Alan McLeod to Gary: 7:38 am (7 minutes ago)
I woke up at 7:22
Gary Rith to me 7:38 am (7 minutes ago)
who cares! just got a message from cm and the race is ON!
- I am listening to a discussion of "presenteeism" which is the opposite apparently of "absenteeism". It means encouraging people to not show up at work when they are sick. The pendulum just started its way back. Next, the virtues of a cluttered desk.
- Speaking of a trend coming to an end:
After analyzing thousands of credit and debit card transactions over a two-year period, Mr. Bernoff found that Apple has historically been able to sell only 20 songs on average for each iPod device sold. "If iPod owners continued to purchase music tracks throughout the lifetime of their ownership, one would expect to see iTunes sales growing at a faster rate than iPods," he concluded in a new report. Years ago when CD players were introduced, consumers rushed out to buy new music libraries. Clearly, the iPod is not having the same effect on content, he said.This is the problem with the digital world - no stuff. We are creatures of stuff more than we are of money. If things are not acquirable without payment and come with no stuff, why would there be any economic inertia behind that change? It wouldn't. The transactional event is hollowed out. Soon people will clamour in the streets for the return of stuff.
Update: my pal Dan noted another issue with the 2.0 world.
- How does the governmental administrative process of "giving up" actually occur? Is there a protocol? A guide?

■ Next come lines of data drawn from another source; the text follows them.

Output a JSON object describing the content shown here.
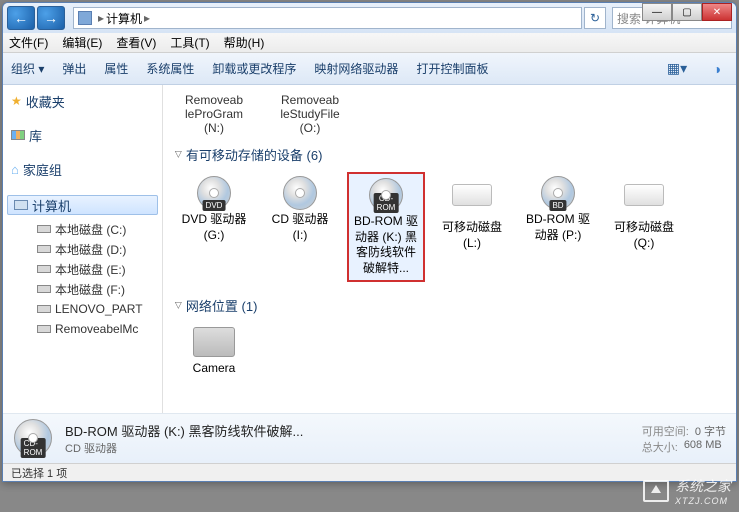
{
  "titlebar": {
    "path_root_icon": "computer",
    "path_segments": [
      "计算机"
    ],
    "search_placeholder": "搜索 计算机"
  },
  "window_controls": {
    "min": "—",
    "max": "▢",
    "close": "✕"
  },
  "menubar": [
    "文件(F)",
    "编辑(E)",
    "查看(V)",
    "工具(T)",
    "帮助(H)"
  ],
  "toolbar": {
    "items": [
      "组织 ▾",
      "弹出",
      "属性",
      "系统属性",
      "卸载或更改程序",
      "映射网络驱动器",
      "打开控制面板"
    ]
  },
  "sidebar": {
    "favorites": "收藏夹",
    "libraries": "库",
    "homegroup": "家庭组",
    "computer": "计算机",
    "drives": [
      "本地磁盘 (C:)",
      "本地磁盘 (D:)",
      "本地磁盘 (E:)",
      "本地磁盘 (F:)",
      "LENOVO_PART",
      "RemoveabelMc"
    ]
  },
  "content": {
    "top_folders": [
      {
        "line1": "Removeab",
        "line2": "leProGram",
        "line3": "(N:)"
      },
      {
        "line1": "Removeab",
        "line2": "leStudyFile",
        "line3": "(O:)"
      }
    ],
    "section_removable": {
      "title": "有可移动存储的设备 (6)"
    },
    "drives": [
      {
        "badge": "DVD",
        "label": "DVD 驱动器 (G:)",
        "type": "disc"
      },
      {
        "badge": "",
        "label": "CD 驱动器 (I:)",
        "type": "disc"
      },
      {
        "badge": "CD-ROM",
        "label": "BD-ROM 驱动器 (K:) 黑客防线软件破解特...",
        "type": "disc",
        "selected": true
      },
      {
        "badge": "",
        "label": "可移动磁盘 (L:)",
        "type": "remdisk"
      },
      {
        "badge": "BD",
        "label": "BD-ROM 驱动器 (P:)",
        "type": "disc"
      },
      {
        "badge": "",
        "label": "可移动磁盘 (Q:)",
        "type": "remdisk"
      }
    ],
    "section_network": {
      "title": "网络位置 (1)"
    },
    "network_items": [
      {
        "label": "Camera"
      }
    ]
  },
  "details": {
    "title": "BD-ROM 驱动器 (K:) 黑客防线软件破解...",
    "subtitle": "CD 驱动器",
    "free_label": "可用空间:",
    "free_value": "0 字节",
    "total_label": "总大小:",
    "total_value": "608 MB"
  },
  "status": "已选择 1 项",
  "watermark": "系统之家",
  "watermark_url": "XTZJ.COM"
}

In a major blow to the Bush administration’s efforts to secure borders, domestic security officials have for now given up on plans to develop a facial or fingerprint recognition system to determine whether a vast majority of foreign visitors leave the country, officials say. Domestic security officials had described the system, known as U.S. Visit, as critical to security and important in efforts to curb illegal immigration. Similarly, one-third of the overall total of illegal immigrants are believed to have overstayed their visas, a Congressional report says.That is nutty. Aside from the security issue, who gets to decide that they have "given up on plans". Is this some sort of infiltration of libertarians?
Tracking visitors took on particular urgency after the Sept. 11 terrorist attacks, when it became clear that some of the hijackers had remained in the country after their visas had expired. But in recent days, officials at the Homeland Security Department have conceded that they lack the financing and technology to meet their deadline to have exit-monitoring systems at the 50 busiest land border crossings by next December. A vast majority of foreign visitors enter and exit by land from Mexico and Canada, and the policy shift means that officials will remain unable to track the departures.